With fear of supply disruptions ebbing, oil prices began sliding. There's already anecdotal evidence of oil companies chartering tankers to store excess oil.
"If we continue to build inventories, and if we have a warm winter like we had last winter, you could see a large fall in the price of oil," said Gary Pokoik, who manages Hedge Ventures Energy in Los Angeles, an energy hedge fund.
Should oil traders fear that this downward price spiral will get worse and run for the exits by selling off their futures contracts, it's not unthinkable that oil prices could return to $15 or less a barrel, at least temporarily, Verleger said.
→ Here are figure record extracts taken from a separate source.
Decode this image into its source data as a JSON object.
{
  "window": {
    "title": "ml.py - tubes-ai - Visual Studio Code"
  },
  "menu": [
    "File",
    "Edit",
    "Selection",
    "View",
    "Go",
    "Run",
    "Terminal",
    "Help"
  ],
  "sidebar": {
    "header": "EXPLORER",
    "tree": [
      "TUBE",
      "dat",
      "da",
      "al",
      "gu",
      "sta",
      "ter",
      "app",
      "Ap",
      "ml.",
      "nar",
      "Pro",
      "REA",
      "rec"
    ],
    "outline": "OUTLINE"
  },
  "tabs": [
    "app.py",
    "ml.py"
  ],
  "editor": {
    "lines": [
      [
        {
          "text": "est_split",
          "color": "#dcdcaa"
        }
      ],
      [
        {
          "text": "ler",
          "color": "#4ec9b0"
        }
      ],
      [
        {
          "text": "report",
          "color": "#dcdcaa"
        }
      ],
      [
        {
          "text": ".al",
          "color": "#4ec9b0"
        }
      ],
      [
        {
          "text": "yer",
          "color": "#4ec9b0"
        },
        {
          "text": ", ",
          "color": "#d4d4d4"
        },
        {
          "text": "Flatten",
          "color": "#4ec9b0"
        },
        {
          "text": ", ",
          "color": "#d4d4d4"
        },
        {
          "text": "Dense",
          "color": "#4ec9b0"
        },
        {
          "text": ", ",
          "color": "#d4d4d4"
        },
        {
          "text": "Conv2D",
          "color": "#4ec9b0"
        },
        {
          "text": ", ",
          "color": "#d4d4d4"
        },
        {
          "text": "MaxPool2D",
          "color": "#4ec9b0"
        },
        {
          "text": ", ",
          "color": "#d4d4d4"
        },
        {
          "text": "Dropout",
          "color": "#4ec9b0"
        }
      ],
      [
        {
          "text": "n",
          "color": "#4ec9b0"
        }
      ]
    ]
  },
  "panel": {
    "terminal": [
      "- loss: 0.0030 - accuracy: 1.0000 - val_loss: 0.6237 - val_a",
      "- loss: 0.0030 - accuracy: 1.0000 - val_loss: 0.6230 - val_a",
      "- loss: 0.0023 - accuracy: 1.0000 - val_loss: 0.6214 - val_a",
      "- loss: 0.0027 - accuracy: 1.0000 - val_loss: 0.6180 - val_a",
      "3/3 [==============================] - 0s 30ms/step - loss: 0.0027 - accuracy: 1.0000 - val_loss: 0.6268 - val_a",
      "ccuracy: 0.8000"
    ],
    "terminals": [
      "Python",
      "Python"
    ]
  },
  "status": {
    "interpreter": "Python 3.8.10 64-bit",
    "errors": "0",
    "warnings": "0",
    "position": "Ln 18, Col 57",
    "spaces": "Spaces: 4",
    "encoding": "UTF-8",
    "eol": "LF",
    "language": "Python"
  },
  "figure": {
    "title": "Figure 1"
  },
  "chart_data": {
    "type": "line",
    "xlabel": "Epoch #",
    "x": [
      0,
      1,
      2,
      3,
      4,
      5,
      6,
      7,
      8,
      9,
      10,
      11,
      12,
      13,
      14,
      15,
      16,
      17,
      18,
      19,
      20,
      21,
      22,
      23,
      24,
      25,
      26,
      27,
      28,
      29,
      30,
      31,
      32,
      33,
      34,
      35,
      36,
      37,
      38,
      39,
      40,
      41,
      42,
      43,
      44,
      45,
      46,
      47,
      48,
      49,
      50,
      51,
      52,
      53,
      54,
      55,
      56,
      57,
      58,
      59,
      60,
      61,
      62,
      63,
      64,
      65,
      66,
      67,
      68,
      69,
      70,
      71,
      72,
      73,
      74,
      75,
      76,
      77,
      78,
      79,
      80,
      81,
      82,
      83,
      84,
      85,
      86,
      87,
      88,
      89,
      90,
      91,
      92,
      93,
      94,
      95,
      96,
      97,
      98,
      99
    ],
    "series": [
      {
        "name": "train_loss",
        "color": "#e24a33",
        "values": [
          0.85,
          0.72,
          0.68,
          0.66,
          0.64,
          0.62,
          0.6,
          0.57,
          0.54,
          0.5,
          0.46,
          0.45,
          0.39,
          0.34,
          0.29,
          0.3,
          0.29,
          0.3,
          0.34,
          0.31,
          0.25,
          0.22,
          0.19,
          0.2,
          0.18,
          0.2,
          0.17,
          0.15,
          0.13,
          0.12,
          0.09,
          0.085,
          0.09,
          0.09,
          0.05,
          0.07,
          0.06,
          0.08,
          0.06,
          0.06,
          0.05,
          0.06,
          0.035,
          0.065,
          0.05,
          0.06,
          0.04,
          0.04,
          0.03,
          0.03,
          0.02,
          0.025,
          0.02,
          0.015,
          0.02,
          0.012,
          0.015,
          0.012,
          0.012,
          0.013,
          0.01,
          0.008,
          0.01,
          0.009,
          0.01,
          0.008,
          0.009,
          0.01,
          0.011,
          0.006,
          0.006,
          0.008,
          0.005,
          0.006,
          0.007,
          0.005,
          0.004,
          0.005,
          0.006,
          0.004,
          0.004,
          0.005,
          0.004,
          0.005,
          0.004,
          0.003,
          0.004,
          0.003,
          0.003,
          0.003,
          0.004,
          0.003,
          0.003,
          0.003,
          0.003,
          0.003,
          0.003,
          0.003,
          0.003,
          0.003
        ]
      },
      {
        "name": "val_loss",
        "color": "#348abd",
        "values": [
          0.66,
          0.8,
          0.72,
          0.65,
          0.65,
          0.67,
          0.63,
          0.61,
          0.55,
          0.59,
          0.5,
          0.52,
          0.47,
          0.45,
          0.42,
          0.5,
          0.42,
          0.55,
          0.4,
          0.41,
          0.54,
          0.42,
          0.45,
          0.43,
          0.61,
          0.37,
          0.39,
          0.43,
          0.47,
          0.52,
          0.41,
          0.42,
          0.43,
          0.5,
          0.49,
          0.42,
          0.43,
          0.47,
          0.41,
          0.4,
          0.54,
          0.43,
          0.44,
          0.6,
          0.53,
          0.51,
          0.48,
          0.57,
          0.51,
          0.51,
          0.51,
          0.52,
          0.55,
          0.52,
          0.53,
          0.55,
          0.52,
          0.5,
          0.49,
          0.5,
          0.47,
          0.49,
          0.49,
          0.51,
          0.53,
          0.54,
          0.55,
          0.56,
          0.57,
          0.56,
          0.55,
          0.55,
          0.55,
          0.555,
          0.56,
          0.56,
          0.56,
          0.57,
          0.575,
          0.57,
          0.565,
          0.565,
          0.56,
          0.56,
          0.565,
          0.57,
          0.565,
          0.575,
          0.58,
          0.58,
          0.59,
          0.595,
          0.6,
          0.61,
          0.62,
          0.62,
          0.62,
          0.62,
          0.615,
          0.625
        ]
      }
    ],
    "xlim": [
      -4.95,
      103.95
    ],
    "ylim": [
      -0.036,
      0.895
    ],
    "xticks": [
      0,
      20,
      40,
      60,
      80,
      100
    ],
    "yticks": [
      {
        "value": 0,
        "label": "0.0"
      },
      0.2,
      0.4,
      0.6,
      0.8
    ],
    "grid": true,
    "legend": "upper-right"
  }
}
That could mean gasoline prices as low as $1.15 per gallon.
It's already happened with natural gas, which suffered a price meltdown, tumbling from a post-hurricane high of $15.38 per 1,000 cubic feet to Monday's $4.94 price.
I'm all for big American cars w/tailfins, big V-8s, etc., etc,--and it's never too late to bomb Tokyo!!!!!!!!!!
Here we go again.
We've got $2.09/gal here in Kansas City.
We've got $2.09/gal here in Kansas City.
Right after the BP pipeline problems were reported, all the pundits predicted $4/gallon gas.
That was about 5 weeks ago.
The price has dropped like a rock ever since, LOL
$2.37 in Madison, West Virginia.
So my gas bill should be a third what it was last year...right? Anyone? Anyone?
Hopefully George $oreA$$ is losing his financial A$$.
Of course he seems to slither away from these losses and leaves the left wing run pension funds like CalPers holding the bag.
Many of the big state employee pension funds are not our friends. They are run by entrenched liberals, who hate GW and love left wing investments. Friends of Bill and Gray Davis have gotten a lot of money thrown at their financial schemes since 1993 by Calpers. Does the name Ron Burkle ring any bells?
It's already happened with natural gas, which suffered a price meltdown, tumbling from a post-hurricane high of $15.38 per 1,000 cubic feet to Monday's $4.94 price.And will the drop be reflected on my PSEG bill? Just curious.
As to the bigger question, how this will effect politics: supposedly presidential popularity is inversely pegged to the price of gas.
How stupid is that?
What kind of a moron --- left, right or center --- would like Bush because the price of gas is low and dislike him because the price of gas is high?
What kind of empty-headed moron bases his/her approval of the president on the current level of a commodity price? Evidently there are millions.
$1.99 in St. Louis, Missouri, at Sams Club, 2855 Veterans Memorial Parkway(member price)
How big?
http://www.gasbuddy.com/gb_gastemperaturemap.aspx
Still paying high 2.80's here...
Shocking. The MARKET is impacting prices.
$2.29 at Costco in Leesburg, VA
a hedge fund collapsed this week after Natural Gas positions went south. Probably the same will happen if crude oil prices keep falling.
The Muslims are pissed over this and demand an apology from the Pope.
You can be certain there will be conspiracy theorists saying so.